Legal Versus Illegal
There are legitimate free products available, but there are also some commercial retail products being given away for free. It’s important to understand this distinction. Some ‘free software’ is actually illegal and not intended to be given away. Other free software is developed by an open-source or volunteer teem of developers for the greater good. Those products are not illegal. A bit of research should be done before downloading and installing a program.
Whether free or paid, the demand for a product can determine how good the available offerings are. For example, a good free alternative to Microsoft Office (Word, Excel, PowerPoint) would be Libre Office. Both of these office suites provide plenty of features and are updated frequently. There are millions of people using and offering some level of support for them to continue. Libre Office is free, but you can donate toward its development. Microsoft Office will likely offer more cloud services and interoperability.
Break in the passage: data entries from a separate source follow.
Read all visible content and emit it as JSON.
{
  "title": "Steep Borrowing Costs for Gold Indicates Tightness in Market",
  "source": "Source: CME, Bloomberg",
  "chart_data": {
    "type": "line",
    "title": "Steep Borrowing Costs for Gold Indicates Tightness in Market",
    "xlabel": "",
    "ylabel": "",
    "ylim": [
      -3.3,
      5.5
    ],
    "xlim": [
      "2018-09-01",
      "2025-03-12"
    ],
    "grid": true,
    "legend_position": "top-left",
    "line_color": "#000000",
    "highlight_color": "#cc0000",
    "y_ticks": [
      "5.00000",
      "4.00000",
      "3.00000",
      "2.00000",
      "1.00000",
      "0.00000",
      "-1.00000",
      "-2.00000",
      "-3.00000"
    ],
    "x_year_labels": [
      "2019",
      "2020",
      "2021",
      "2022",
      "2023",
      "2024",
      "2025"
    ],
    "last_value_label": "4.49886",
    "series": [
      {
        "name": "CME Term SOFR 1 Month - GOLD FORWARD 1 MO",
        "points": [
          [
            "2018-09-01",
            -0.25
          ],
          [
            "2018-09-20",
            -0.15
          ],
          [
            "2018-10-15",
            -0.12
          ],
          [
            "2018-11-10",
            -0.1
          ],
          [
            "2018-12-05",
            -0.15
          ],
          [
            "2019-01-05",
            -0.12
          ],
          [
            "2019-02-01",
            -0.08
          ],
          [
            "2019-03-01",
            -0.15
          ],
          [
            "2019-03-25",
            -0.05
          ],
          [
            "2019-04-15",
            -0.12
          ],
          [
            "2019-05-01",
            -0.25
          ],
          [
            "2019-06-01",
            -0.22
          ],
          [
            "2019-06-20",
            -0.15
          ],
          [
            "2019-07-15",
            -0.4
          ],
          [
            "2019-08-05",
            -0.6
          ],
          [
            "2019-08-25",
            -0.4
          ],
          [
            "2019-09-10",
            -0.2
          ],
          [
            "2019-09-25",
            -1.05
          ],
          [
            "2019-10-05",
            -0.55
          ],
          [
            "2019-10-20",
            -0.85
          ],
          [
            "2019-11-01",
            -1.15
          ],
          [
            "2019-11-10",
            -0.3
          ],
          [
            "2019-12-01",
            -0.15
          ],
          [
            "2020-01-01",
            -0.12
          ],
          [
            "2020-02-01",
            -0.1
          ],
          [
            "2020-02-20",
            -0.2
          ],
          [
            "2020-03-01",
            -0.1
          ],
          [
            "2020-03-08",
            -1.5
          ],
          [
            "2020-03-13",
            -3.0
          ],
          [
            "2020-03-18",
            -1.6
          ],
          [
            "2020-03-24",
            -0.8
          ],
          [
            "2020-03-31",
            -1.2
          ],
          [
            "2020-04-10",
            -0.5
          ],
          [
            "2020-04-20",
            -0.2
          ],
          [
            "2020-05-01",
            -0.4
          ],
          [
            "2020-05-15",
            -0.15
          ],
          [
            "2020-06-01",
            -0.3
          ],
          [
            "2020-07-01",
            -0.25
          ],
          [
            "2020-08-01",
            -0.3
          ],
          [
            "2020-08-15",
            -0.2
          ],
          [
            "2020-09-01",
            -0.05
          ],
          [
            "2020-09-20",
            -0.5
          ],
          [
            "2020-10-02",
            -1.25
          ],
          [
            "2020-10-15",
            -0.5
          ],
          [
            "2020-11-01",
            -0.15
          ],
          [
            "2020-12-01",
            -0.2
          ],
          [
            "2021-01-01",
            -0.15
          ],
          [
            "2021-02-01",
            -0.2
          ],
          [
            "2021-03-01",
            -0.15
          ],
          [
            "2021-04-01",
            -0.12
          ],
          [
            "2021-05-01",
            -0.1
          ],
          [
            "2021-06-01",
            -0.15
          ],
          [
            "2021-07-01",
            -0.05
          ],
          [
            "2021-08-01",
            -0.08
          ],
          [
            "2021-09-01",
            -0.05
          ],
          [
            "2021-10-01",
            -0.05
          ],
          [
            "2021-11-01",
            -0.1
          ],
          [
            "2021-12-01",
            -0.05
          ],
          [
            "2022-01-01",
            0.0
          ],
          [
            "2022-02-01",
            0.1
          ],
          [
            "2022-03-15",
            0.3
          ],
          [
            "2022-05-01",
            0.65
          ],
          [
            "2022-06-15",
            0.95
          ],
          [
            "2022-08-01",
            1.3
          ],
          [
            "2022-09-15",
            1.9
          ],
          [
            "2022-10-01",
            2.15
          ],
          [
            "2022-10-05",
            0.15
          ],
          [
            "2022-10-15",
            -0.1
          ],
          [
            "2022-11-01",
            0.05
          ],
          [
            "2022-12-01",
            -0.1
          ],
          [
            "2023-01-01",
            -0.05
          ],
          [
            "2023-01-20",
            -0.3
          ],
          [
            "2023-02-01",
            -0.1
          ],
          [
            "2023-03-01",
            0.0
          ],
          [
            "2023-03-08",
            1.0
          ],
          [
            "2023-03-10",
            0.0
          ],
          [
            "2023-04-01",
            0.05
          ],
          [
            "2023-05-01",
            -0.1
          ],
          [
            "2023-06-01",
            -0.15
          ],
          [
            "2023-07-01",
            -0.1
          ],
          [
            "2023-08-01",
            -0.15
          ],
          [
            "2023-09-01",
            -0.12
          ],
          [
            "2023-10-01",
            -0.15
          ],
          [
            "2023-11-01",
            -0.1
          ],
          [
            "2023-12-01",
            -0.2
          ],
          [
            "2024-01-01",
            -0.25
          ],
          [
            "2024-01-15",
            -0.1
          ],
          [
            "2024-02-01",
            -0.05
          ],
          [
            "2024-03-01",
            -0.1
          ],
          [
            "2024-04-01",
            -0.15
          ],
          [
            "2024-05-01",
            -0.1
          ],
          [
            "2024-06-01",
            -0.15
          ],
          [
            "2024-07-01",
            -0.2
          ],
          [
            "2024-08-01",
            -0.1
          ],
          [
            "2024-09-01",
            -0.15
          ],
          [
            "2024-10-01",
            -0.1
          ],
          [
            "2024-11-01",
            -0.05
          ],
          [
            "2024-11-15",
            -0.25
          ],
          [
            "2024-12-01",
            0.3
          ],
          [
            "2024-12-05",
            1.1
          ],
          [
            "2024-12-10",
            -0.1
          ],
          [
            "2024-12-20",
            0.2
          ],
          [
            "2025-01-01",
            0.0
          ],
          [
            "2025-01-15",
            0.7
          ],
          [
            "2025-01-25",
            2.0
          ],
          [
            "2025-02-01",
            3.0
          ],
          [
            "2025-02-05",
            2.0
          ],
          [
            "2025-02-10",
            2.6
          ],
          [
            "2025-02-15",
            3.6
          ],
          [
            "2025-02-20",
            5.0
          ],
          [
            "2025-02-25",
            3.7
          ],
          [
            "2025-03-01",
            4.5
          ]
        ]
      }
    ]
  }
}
Programs like DVD burning software aren’t as broadly in demand or supported. This is because for many years, Windows and Apple included DVD burning capabilities for free. The market of relatively inexpensive full-featured paid products is well established with Cyberlink, Nero, Pinnacle Studio, Roxio and many others. The free alternatives, available on reputable websites like CNET, mostly have 1-star to 3-star reviews, and likely offer very little support.
Generally with paid software, support is more readily available and more reliable. Support for free software will often rely upon the ‘user community’ to come up with answers. The more broadly used a product is, the more likely it is that someone will have written about the problems and solutions online. In some rare cases, free products have become an industry standard, like MySQL used for website CMS systems. In those cases, there’s more support for the free product.
Sometimes paid software will offer more features and greater reliability, security, and compatibility. There’s a strong financial incentive to do well, and keep products problem-free. Sometimes a free product has gained enough of a user base, like Libre Office, that its quality rivals that of paid products.
User Skill Level
If you’re a less experienced computer user, reliability, compatibility, and quality support will be important to you. For such a person, buying a paid program is usually the best choice.
If you’re a tinkerer with lots of experience and plenty of tech skills, you might consider getting a Linux computer and using all open source software for your email, internet browsing, and word processing needs. Or, use a Windows computer but choose free open source alternatives. As mentioned above, support may be limited.
The decision to use free products or paid products will be based on a person’s needs, abilities, expectations, and budget.